Kebaikan di dunia menembus batas waktu dan tempat, kapanpun dan di manapun akan mendapatkan pahala dari Tuhan. Karena memang agama islam sendiri adalah kebaikan. Jadi jelas perintah agama agar kita selalu melakukan bahkan berlomba-lomba dalam kebaikan “fastabiqul khairat”.

Dalam konteks bulan Ramadhan, kebaikan mendapatkan porsi lebih dari Allah SWT. Itu terlihat dari dilipat gandakannya pahala dari segala kebaikan, menjadi sepuluh kali lipat bahkan tujuh ratus kali lipat pahala, lebih dari hari-hari biasanya.
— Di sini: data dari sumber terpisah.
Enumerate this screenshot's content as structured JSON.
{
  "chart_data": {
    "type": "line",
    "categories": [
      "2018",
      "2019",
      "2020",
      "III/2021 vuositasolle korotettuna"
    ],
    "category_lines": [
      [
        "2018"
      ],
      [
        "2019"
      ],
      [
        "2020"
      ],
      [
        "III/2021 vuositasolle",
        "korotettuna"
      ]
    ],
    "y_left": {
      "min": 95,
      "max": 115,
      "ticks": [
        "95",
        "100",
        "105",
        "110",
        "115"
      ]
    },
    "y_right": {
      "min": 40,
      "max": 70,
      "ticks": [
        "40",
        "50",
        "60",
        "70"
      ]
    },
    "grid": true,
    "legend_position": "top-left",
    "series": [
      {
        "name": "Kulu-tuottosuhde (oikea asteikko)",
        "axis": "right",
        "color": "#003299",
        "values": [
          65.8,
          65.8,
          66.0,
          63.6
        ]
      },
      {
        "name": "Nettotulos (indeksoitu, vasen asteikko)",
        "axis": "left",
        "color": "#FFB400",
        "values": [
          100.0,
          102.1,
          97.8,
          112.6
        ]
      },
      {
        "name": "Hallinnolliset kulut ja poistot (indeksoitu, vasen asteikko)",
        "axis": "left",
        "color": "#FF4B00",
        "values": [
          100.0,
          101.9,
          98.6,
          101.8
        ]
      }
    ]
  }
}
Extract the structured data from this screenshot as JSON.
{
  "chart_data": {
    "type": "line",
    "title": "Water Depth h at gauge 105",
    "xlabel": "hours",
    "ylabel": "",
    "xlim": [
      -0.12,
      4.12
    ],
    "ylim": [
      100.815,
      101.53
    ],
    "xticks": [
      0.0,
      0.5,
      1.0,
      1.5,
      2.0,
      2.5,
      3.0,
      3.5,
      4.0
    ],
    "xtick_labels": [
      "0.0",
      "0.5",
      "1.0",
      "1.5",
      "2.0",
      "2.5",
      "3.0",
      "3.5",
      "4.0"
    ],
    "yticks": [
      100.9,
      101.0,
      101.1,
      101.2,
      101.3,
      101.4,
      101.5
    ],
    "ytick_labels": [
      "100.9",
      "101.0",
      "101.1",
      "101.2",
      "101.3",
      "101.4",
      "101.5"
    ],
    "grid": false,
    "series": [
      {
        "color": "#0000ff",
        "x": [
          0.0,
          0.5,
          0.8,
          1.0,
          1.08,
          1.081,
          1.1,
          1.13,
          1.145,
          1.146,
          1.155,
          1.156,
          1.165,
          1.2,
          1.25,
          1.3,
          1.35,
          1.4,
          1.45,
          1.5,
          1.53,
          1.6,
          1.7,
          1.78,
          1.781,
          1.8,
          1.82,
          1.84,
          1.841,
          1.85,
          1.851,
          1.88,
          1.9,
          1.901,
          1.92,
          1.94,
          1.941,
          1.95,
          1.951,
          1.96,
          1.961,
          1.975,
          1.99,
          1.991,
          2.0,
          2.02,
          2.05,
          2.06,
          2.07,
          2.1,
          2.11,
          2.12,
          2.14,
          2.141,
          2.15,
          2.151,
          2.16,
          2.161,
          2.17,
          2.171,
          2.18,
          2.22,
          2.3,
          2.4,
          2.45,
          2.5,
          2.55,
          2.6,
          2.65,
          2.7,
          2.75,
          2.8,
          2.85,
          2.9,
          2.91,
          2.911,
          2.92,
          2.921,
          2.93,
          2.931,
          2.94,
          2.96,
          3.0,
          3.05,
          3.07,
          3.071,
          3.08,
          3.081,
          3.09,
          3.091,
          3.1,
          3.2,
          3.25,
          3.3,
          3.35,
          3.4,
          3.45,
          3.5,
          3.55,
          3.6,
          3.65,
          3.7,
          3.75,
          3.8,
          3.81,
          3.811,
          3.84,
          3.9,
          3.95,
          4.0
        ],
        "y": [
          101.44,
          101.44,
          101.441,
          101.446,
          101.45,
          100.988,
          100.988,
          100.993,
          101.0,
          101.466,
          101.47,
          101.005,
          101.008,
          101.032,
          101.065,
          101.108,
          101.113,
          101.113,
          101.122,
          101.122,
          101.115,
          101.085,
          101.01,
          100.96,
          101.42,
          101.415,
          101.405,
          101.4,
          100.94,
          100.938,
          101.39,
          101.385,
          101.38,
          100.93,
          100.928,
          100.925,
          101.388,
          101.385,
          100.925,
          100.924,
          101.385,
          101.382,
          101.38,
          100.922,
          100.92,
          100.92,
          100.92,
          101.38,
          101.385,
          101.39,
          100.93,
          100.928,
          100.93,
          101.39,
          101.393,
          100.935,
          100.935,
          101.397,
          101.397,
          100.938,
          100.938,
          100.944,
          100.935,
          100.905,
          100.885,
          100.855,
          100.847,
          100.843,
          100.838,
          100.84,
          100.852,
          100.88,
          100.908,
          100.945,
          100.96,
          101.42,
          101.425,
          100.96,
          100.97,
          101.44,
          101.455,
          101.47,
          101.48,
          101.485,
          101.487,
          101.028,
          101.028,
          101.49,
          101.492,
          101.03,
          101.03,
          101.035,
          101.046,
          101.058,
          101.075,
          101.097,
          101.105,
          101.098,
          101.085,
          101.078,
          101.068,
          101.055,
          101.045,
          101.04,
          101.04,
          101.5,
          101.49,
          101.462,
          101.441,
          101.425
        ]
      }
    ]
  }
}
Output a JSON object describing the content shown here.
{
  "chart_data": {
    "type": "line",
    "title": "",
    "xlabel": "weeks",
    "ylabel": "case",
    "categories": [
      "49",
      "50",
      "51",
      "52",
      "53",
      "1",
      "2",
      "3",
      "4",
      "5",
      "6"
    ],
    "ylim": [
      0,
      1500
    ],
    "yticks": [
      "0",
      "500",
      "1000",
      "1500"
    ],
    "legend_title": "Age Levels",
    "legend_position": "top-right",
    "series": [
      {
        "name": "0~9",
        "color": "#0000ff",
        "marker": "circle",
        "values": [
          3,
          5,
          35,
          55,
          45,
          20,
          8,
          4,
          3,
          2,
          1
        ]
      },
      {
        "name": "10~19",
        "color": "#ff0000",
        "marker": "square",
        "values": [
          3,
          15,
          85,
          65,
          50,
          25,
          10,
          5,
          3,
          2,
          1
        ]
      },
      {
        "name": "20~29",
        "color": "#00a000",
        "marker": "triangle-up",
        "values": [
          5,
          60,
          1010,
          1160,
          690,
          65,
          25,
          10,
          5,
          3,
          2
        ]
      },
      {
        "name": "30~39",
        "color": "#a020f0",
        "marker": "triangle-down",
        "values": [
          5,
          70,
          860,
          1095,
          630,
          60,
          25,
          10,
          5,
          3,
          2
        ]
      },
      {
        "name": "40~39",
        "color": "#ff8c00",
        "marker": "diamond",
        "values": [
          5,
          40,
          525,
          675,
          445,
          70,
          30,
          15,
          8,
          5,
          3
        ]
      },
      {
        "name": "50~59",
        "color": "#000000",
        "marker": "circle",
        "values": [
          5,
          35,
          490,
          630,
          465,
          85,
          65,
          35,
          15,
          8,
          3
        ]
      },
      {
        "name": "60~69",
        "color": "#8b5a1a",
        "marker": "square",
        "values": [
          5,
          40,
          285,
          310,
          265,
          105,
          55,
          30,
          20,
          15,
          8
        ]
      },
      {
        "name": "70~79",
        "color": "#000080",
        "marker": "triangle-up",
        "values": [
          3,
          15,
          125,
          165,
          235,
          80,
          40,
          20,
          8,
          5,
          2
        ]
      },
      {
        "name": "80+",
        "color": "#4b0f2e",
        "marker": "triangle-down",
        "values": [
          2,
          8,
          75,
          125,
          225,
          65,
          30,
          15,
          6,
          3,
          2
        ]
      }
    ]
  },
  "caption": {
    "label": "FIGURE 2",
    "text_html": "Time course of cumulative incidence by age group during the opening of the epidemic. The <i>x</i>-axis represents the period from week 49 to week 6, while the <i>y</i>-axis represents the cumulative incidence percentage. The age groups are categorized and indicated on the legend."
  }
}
Tentu dilipat gandakannya ganjaran ada sesuatu yang istimewa dalam pandangan Allah, yaitu bulan Ramadhan itu sendiri.

Kalau kita telisik lebih dalam lagi, maka kebaikan di sini memiliki dua sisi yang tak boleh dipisahkan. Pertama kebaikan hubungan kita dengan Allah (hablum mina allah), kedua kebaikan hubungan kita antar sesama manusia (hablum minan nas). Di sini perlu dicatat bahwa kebaikan kedua bukan hanya antar sesama muslim tapi antar sesama manusia. Sesama makhluk tuhan, bukankah tuhan memang menciptakan menusia berbeda-beda, karenanya Allah di dalam Al-quran menyuruh kita dengan kalimat (liyata’arrafu) yang artinya saling memahami perbedaan antar satu dan yang lain.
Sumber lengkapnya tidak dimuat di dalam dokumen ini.